A shared-inbox concierge that knows which emails aren't its to answer
Trigger: inbound-email webhook · Pattern: classify → category + confidence gates → send / pause / drop · Sample:
examples/use-cases/inbox-concierge.toml· Status: runs today (intel-remote,schema,tools-http-tls); multipart ingestion is a named gap
The problem
Every support@, hello@, and info@ inbox is the same sediment:
order-status questions with answers in the FAQ, refund requests that
follow one procedure, the occasional partnership email that actually
matters, and spam. A human triages it between real tasks, which means
either slowly or resentfully — usually both. Auto-responders made it
worse ("we received your email!"); naive AI auto-reply makes it
dangerous: the bot that cheerfully "resolves" a furious customer, or
answers a phishing probe with account details.

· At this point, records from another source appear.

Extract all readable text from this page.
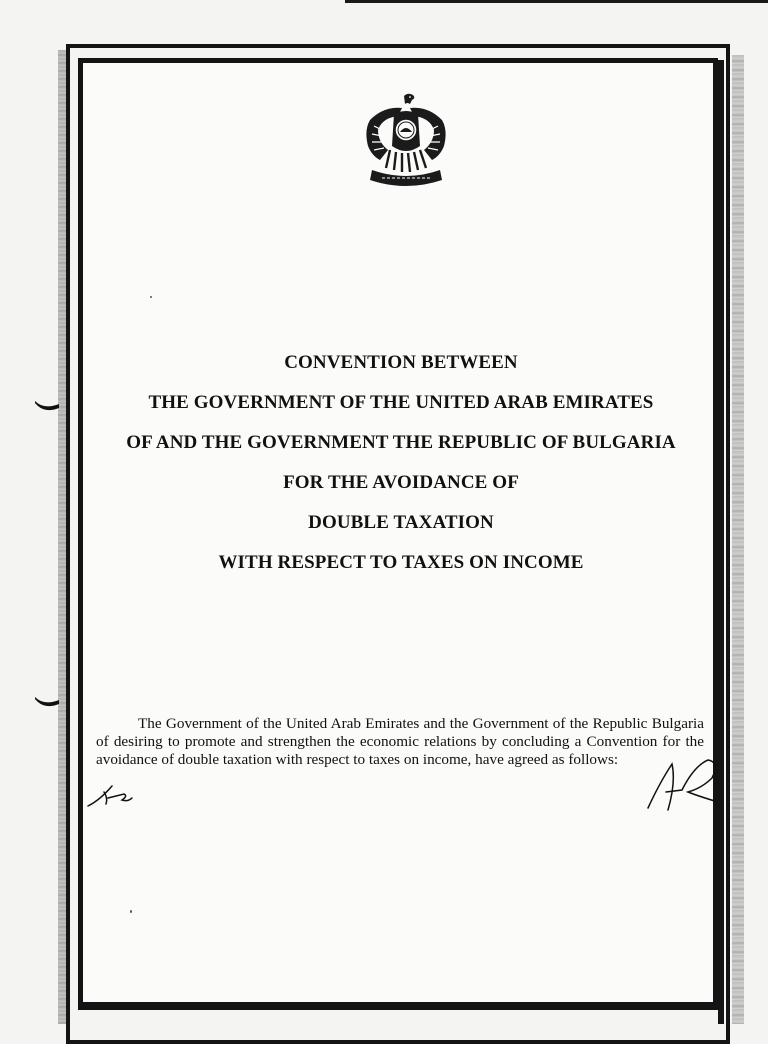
CONVENTION BETWEEN
THE GOVERNMENT OF THE UNITED ARAB EMIRATES
OF AND THE GOVERNMENT THE REPUBLIC OF BULGARIA
FOR THE AVOIDANCE OF
DOUBLE TAXATION
WITH RESPECT TO TAXES ON INCOME

The Government of the United Arab Emirates and the Government of the Republic Bulgaria of desiring to promote and strengthen the economic relations by concluding a Convention for the avoidance of double taxation with respect to taxes on income, have agreed as follows:
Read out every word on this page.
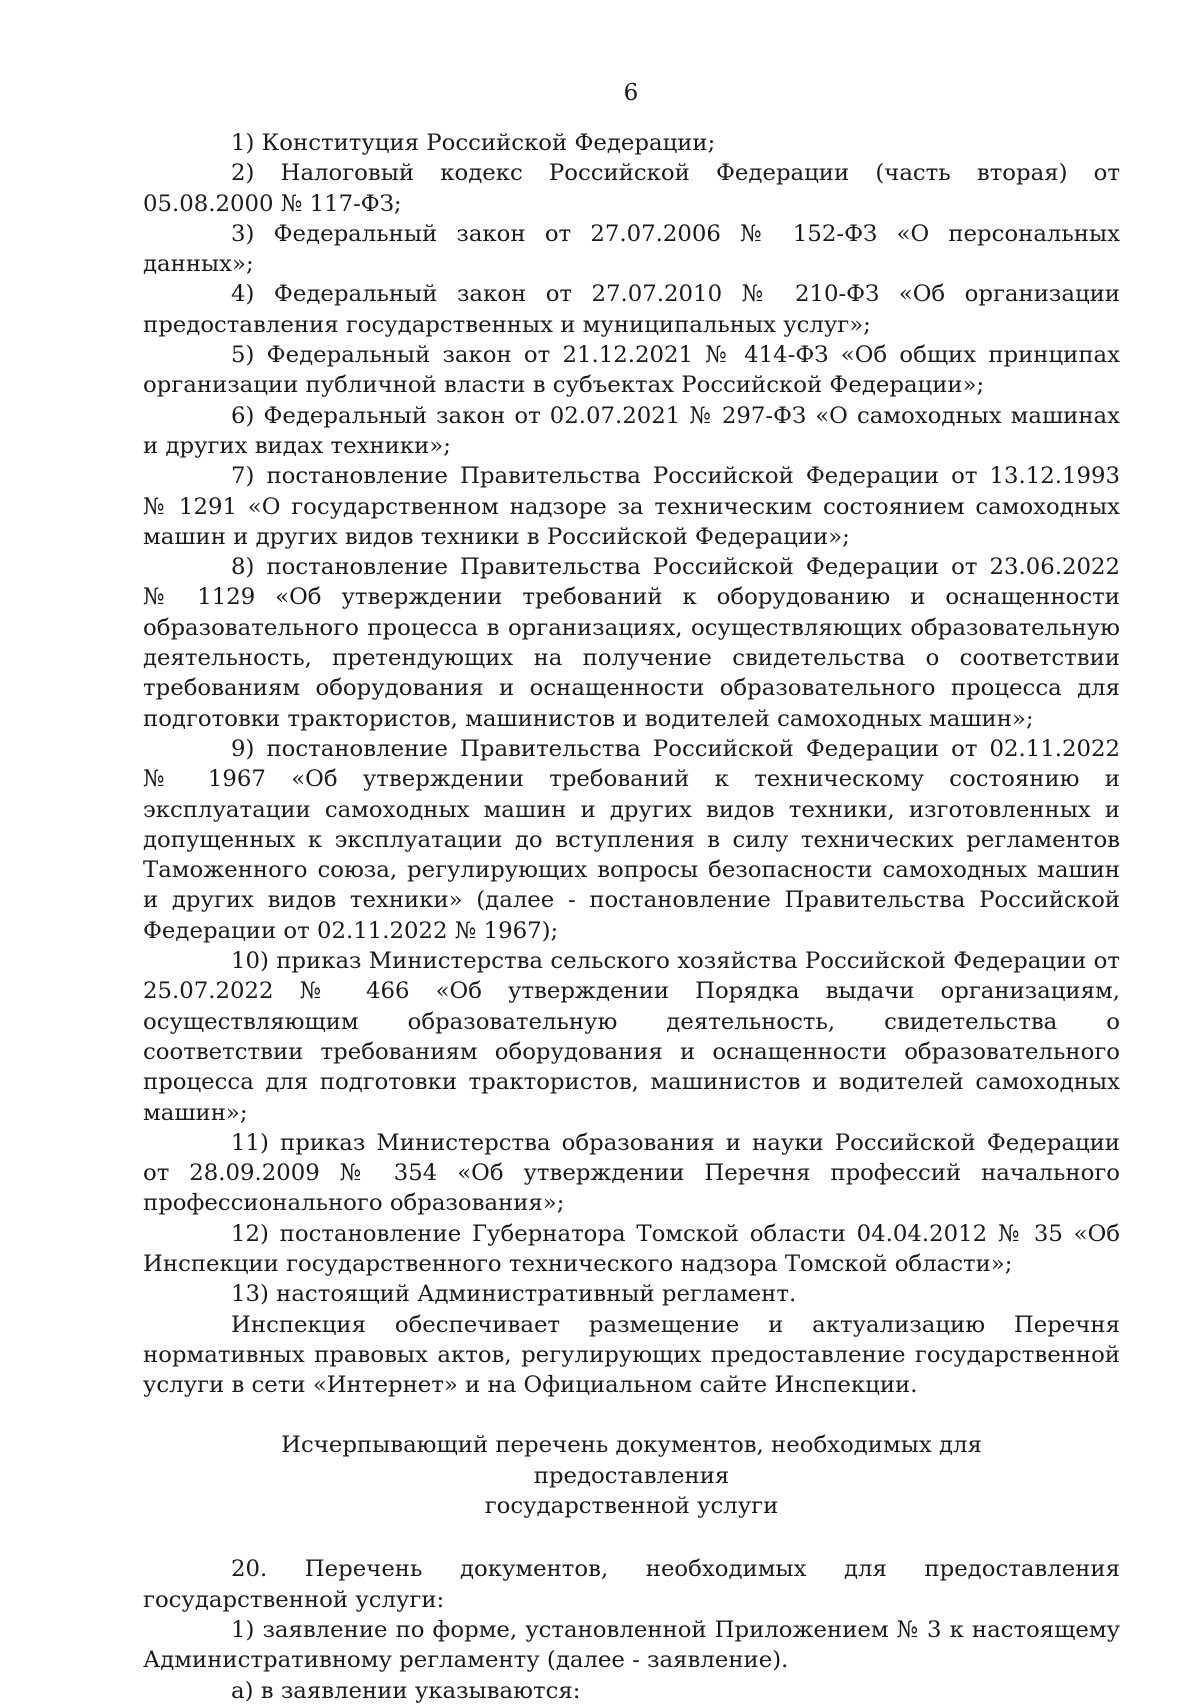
6

1) Конституция Российской Федерации;

2) Налоговый кодекс Российской Федерации (часть вторая) от 05.08.2000 № 117-ФЗ;

3) Федеральный закон от 27.07.2006 № 152-ФЗ «О персональных данных»;

4) Федеральный закон от 27.07.2010 № 210-ФЗ «Об организации предоставления государственных и муниципальных услуг»;

5) Федеральный закон от 21.12.2021 № 414-ФЗ «Об общих принципах организации публичной власти в субъектах Российской Федерации»;

6) Федеральный закон от 02.07.2021 № 297-ФЗ «О самоходных машинах и других видах техники»;

7) постановление Правительства Российской Федерации от 13.12.1993 № 1291 «О государственном надзоре за техническим состоянием самоходных машин и других видов техники в Российской Федерации»;

8) постановление Правительства Российской Федерации от 23.06.2022 № 1129 «Об утверждении требований к оборудованию и оснащенности образовательного процесса в организациях, осуществляющих образовательную деятельность, претендующих на получение свидетельства о соответствии требованиям оборудования и оснащенности образовательного процесса для подготовки трактористов, машинистов и водителей самоходных машин»;

9) постановление Правительства Российской Федерации от 02.11.2022 № 1967 «Об утверждении требований к техническому состоянию и эксплуатации самоходных машин и других видов техники, изготовленных и допущенных к эксплуатации до вступления в силу технических регламентов Таможенного союза, регулирующих вопросы безопасности самоходных машин и других видов техники» (далее - постановление Правительства Российской Федерации от 02.11.2022 № 1967);

10) приказ Министерства сельского хозяйства Российской Федерации от 25.07.2022 № 466 «Об утверждении Порядка выдачи организациям, осуществляющим образовательную деятельность, свидетельства о соответствии требованиям оборудования и оснащенности образовательного процесса для подготовки трактористов, машинистов и водителей самоходных машин»;

11) приказ Министерства образования и науки Российской Федерации от 28.09.2009 № 354 «Об утверждении Перечня профессий начального профессионального образования»;

12) постановление Губернатора Томской области 04.04.2012 № 35 «Об Инспекции государственного технического надзора Томской области»;

13) настоящий Административный регламент.

Инспекция обеспечивает размещение и актуализацию Перечня нормативных правовых актов, регулирующих предоставление государственной услуги в сети «Интернет» и на Официальном сайте Инспекции.

Исчерпывающий перечень документов, необходимых для предоставления
государственной услуги

20. Перечень документов, необходимых для предоставления государственной услуги:

1) заявление по форме, установленной Приложением № 3 к настоящему Административному регламенту (далее - заявление).

а) в заявлении указываются:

The job isn't "answer email with AI." It's sort email by what kind of answer it deserves — and let the AI fully handle only the kind it provably handles well.
What the agent does
Inbound mail arrives as a webhook (SES / SendGrid inbound-parse, relayed as JSON):
- One schema-enforced LLM step classifies the category
(
order-status | refund | partnership | spam | other), drafts a reply in your voice, and rates its confidence — with the prompt rule that anything ambiguous, or anything needing account access, islow. - Spam terminates. Not "reply politely declining" — terminate, no send, no tokens spent arguing. A declared dead end is a feature.
- Everything else funnels through the confidence gate:
- high → the reply sends through your mail provider's API.

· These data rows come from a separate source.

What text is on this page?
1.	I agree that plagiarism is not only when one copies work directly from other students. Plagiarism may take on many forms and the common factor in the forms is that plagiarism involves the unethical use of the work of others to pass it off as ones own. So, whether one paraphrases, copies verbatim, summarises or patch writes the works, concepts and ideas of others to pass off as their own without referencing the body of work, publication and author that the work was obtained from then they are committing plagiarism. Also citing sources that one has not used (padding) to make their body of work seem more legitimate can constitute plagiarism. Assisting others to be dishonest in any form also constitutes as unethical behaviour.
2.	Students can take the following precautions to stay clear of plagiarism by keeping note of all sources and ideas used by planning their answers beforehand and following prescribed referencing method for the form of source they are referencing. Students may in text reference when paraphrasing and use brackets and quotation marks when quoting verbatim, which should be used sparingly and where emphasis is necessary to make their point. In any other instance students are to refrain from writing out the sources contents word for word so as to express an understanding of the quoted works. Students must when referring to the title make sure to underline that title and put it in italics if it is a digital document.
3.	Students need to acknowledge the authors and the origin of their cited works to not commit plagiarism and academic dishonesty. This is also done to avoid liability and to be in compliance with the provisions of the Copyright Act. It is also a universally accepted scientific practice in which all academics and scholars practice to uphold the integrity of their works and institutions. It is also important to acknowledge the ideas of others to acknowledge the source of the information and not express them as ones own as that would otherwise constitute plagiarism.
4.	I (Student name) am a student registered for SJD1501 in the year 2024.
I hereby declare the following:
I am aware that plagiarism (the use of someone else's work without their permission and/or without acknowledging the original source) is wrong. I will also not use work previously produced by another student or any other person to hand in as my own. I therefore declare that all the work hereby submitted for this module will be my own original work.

- low → the run checkpoints; the inbox owner reads the draft, edits in place or not, and resumes to send. The partnership email never gets a bot answer — it gets a human with a head start.
The two-gate trick
One model call powers two independent declared gates — category and confidence. That's the difference between a classifier and a policy: "refunds can auto-send, partnerships never do" is two edges; "we got burned, route refunds to humans for a while" is a one-line change with a git history. The model's judgment feeds the gates; it doesn't get to be the gates.
[[edges]]
from = "by_category"
when = "spam"
to = "drop_spam" # terminate — silence is the correct reply
[[edges]]
from = "gate"
when = "low"
to = "owner_review" # checkpoint until a person owns the send
Honest limits
- Multipart ingestion. Inbound-parse services post
multipart/form-data; agentd's HTTP trigger parses JSON bodies. A thin relay (or your provider's JSON mode) bridges it today; native form/multipart parsing is the proposal in gap analysis §4. - Threading. This triages message-by-message. Holding a multi-turn conversation thread is real memory work — today the pattern is "include the thread in the webhook payload"; proper conversational state is control-plane-roadmap territory.
- Attachments are the usual document gap: parse upstream or via an MCP server.